所有的组件都通过向DAGScheduler投递DAGSchedulerEvent来使用DAGScheduler。DAGScheduler内部的DAGSchedulerEventProcessLoop将处理这些DAGScheduler-Event,并调用DAGScheduler的不同方法。JobListener用于对作业中每个Task执行成功或失败进行监听,JobWaiter实现了JobListener并最终确定作业的成功与失败。
JobListener和JobWaiter
JobListener
private[spark] trait JobListener {
/**
* task执行成功后
* @param index
* @param result
*/
def taskSucceeded(index: Int, result: Any): Unit
/**
* job执行失败
* @param exception
*/
def jobFailed(exception: Exception): Unit
}
JobWaiter
private[spark] class JobWaiter[T](
dagScheduler: DAGScheduler,
val jobId: Int,
totalTasks: Int, // 全部等待完成Task数量
resultHandler: (Int, T) => Unit)
extends JobListener with Logging {
// 完成的task数量
private val finishedTasks = new AtomicInteger(0)
// If the job is finished, this will be its result. In the case of 0 task jobs (e.g. zero
// partition RDDs), we set the jobResult directly to JobSucceeded.
// jobPromise用来代表Job完成后的结果。如果totalTasks等于零,说明没有Task需要执行,此时jobPromise将被直接设置为Success。
private val jobPromise: Promise[Unit] =
if (totalTasks == 0) Promise.successful(()) else Promise()
def jobFinished: Boolean = jobPromise.isCompleted
def completionFuture: Future[Unit] = jobPromise.future
/**
* Sends a signal to the DAGScheduler to cancel the job. The cancellation itself is handled
* asynchronously. After the low level scheduler cancels all the tasks belonging to this job, it
* will fail this job with a SparkException.
*/
def cancel() {
dagScheduler.cancelJob(jobId, None)
}
override def taskSucceeded(index: Int, result: Any): Unit = {
// resultHandler call must be synchronized in case resultHandler itself is not thread safe.
synchronized {
resultHandler(index, result.asInstanceOf[T])
}
if (finishedTasks.incrementAndGet() == totalTasks) {
jobPromise.success(())
}
}
override def jobFailed(exception: Exception): Unit = {
if (!jobPromise.tryFailure(exception)) {
logWarning("Ignore failure", exception)
}
}
}
ActiveJob详解
private[spark] class ActiveJob(
val jobId: Int,
val finalStage: Stage,
val callSite: CallSite,
val listener: JobListener,
val properties: Properties) {
/**
* 拿到分区的数量,模式匹配
* Number of partitions we need to compute for this job.
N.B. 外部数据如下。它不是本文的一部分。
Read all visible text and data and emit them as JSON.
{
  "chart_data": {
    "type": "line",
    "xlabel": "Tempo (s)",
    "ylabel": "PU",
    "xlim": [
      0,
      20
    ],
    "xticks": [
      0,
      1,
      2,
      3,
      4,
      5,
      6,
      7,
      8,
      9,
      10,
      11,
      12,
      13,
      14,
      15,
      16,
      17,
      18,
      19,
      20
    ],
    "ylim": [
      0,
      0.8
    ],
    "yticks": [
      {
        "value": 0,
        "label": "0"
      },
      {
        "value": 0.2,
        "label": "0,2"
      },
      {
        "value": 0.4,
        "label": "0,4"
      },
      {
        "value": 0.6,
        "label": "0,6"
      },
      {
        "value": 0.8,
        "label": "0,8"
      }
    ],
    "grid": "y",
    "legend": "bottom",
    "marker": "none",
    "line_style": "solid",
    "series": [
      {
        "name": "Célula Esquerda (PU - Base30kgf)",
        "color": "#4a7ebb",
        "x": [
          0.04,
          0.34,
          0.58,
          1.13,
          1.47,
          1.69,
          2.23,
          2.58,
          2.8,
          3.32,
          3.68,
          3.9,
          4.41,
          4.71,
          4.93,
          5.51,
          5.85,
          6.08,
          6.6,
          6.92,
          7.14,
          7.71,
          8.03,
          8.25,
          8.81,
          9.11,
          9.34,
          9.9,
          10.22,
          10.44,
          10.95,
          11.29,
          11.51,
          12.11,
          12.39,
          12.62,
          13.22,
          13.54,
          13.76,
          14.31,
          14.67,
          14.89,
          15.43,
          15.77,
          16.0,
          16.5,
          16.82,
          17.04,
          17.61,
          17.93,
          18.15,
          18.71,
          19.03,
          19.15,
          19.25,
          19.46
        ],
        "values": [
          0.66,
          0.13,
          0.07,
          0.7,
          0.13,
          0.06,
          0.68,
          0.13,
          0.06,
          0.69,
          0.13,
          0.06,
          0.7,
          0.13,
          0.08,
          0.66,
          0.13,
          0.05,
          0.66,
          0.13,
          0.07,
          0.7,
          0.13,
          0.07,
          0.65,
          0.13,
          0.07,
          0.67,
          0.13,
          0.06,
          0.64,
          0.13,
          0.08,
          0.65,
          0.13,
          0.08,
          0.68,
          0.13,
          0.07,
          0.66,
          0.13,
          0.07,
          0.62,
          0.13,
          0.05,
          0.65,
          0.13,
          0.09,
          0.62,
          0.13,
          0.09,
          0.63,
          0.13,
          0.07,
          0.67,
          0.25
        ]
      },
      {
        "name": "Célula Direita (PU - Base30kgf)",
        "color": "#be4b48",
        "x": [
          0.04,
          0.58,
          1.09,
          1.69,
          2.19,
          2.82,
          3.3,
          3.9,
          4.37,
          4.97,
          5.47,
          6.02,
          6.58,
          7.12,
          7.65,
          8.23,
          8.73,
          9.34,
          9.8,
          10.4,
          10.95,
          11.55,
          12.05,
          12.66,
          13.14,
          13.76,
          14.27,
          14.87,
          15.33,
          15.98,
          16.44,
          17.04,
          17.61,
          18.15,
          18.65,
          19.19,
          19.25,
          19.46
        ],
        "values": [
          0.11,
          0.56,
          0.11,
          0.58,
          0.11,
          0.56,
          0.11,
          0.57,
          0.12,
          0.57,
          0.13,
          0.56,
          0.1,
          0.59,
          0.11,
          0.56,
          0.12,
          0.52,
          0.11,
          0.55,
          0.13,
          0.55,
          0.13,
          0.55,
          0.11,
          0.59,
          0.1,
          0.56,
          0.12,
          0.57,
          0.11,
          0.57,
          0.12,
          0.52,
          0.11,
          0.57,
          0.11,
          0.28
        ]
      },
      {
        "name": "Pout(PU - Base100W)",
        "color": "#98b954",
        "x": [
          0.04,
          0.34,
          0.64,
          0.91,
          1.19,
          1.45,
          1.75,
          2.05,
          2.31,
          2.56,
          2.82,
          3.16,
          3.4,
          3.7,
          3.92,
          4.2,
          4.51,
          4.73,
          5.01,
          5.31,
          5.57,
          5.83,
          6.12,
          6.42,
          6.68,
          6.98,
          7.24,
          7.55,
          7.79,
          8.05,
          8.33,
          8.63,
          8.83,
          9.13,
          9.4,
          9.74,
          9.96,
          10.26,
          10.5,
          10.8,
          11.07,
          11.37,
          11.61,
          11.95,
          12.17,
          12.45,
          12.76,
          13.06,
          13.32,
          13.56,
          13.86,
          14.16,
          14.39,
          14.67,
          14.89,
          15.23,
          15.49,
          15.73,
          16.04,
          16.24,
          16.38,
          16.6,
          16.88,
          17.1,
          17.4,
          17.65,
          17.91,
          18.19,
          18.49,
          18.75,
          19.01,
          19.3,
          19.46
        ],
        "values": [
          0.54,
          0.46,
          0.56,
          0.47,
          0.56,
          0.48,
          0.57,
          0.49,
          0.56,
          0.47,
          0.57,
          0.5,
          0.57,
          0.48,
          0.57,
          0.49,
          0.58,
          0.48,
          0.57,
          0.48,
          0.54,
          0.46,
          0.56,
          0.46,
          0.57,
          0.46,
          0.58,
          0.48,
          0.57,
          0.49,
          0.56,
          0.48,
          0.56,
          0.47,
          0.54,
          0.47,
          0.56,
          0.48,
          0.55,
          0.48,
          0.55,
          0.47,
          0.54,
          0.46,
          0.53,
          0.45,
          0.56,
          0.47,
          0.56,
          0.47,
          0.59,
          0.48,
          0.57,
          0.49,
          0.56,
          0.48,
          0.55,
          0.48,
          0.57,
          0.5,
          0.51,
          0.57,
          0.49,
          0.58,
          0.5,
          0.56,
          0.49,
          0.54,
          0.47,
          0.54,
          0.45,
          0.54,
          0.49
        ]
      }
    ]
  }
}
Note that result stages may not need
* to compute all partitions in their target RDD, for actions like first() and lookup().
*/
val numPartitions = finalStage match {
// 最终阶段为最终阶段的分区数量
case r: ResultStage => r.partitions.length
// m的rdd的分区数量
case m: ShuffleMapStage => m.rdd.partitions.length
}
/** Which partitions of the stage have finished */
val finished = Array.fill[Boolean](numPartitions)(false)
var numFinished = 0
/** Resets the status of all partitions in this stage so they are marked as not finished. */
def resetAllPartitions(): Unit = {
(0 until numPartitions).foreach(finished.update(_, false))
numFinished = 0
}
}
DAGSchedulerEventProcessLoop
DAGSchedulerEventProcessLoop是DAGScheduler内部的事件循环处理器,用于处理DAGSchedulerEvent类型的事件
/**
* DAG时间循环处理器,主要处理DAGSchedulerEvent事件
* @param dagScheduler
*/
private[scheduler] class DAGSchedulerEventProcessLoop(dagScheduler: DAGScheduler)
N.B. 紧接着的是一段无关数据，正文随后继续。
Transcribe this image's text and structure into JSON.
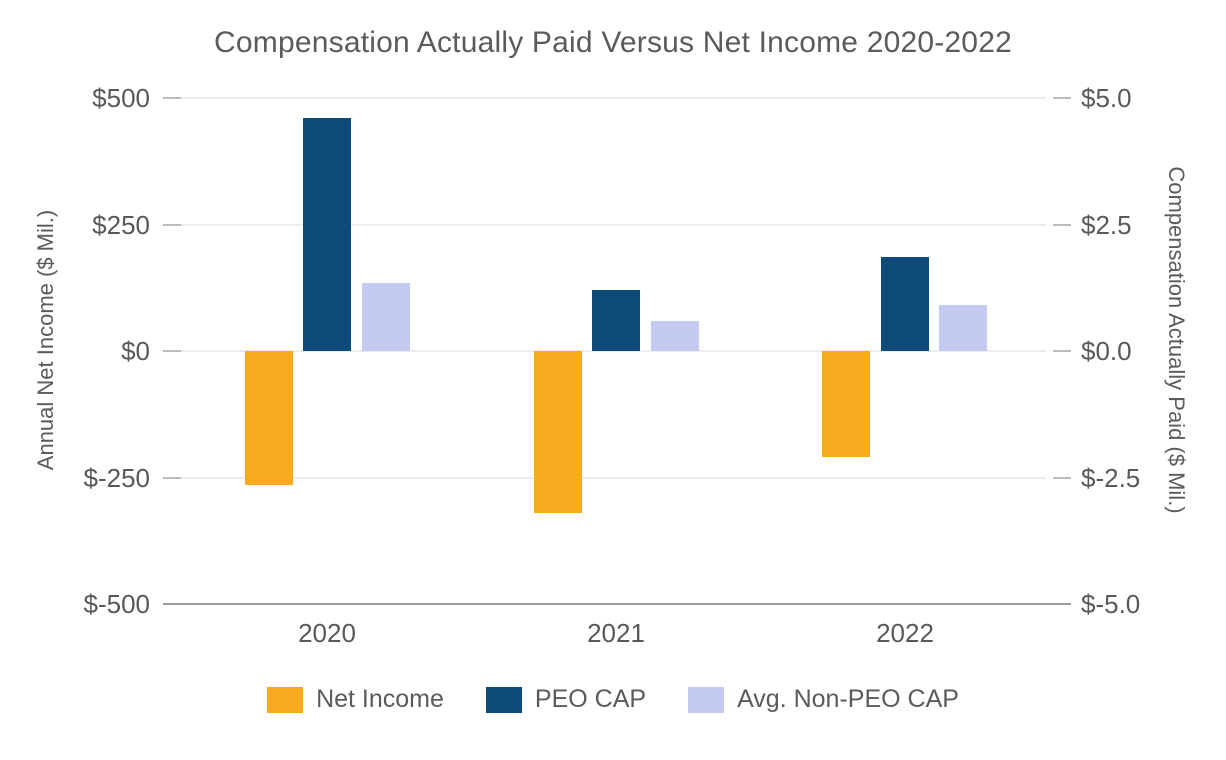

extends EventLoop[DAGSchedulerEvent]("dag-scheduler-event-loop") with Logging {
private[this] val timer = dagScheduler.metricsSource.messageProcessingTimer
/**
* The main event loop of the DAG scheduler.
* DAG调度器的主事件循环
*/
override def onReceive(event: DAGSchedulerEvent): Unit = {
// 定时器上下文
val timerContext: Timer.Context = timer.time()
try {
doOnReceive(event)
} finally {
timerContext.stop()
}
}
/**
* 处理DAGSchedulerEvent
* @param event
*/
private def doOnReceive(event: DAGSchedulerEvent): Unit = event match {
// 模式匹配来处理不同的DAG事件
case JobSubmitted(jobId, rdd, func, partitions, callSite, listener, properties) =>
dagScheduler.handleJobSubmitted(jobId, rdd, func, partitions, callSite, listener, properties)
case MapStageSubmitted(jobId, dependency, callSite, listener, properties) =>
dagScheduler.handleMapStageSubmitted(jobId, dependency, callSite, listener, properties)
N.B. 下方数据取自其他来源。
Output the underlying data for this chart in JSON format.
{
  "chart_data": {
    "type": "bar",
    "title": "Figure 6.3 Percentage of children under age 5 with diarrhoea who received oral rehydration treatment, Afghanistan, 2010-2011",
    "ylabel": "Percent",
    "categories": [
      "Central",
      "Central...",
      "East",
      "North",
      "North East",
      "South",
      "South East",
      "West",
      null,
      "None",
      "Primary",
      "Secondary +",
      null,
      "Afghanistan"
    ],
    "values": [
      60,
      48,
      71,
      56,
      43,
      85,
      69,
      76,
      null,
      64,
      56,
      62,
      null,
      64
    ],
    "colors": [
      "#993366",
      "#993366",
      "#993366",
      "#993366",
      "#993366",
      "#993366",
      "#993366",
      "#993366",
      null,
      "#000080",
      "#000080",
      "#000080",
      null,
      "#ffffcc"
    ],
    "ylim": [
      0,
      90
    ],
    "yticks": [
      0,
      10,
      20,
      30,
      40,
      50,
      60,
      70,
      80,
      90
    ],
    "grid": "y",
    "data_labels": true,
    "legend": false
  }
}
case StageCancelled(stageId, reason) =>
dagScheduler.handleStageCancellation(stageId, reason)
case JobCancelled(jobId, reason) =>
dagScheduler.handleJobCancellation(jobId, reason)
case JobGroupCancelled(groupId) =>
dagScheduler.handleJobGroupCancelled(groupId)
case AllJobsCancelled =>
dagScheduler.doCancelAllJobs()
case ExecutorAdded(execId, host) =>
dagScheduler.handleExecutorAdded(execId, host)
case ExecutorLost(execId, reason) =>
val workerLost = reason match {
case SlaveLost(_, true) => true
case _ => false
}
dagScheduler.handleExecutorLost(execId, workerLost)
case WorkerRemoved(workerId, host, message) =>
dagScheduler.handleWorkerRemoved(workerId, host, message)
case BeginEvent(task, taskInfo) =>
dagScheduler.handleBeginEvent(task, taskInfo)
case SpeculativeTaskSubmitted(task) =>
dagScheduler.handleSpeculativeTaskSubmitted(task)
case GettingResultEvent(taskInfo) =>
dagScheduler.handleGetTaskResult(taskInfo)
case completion: CompletionEvent =>
dagScheduler.handleTaskCompletion(completion)
case TaskSetFailed(taskSet, reason, exception) =>
dagScheduler.handleTaskSetFailed(taskSet, reason, exception)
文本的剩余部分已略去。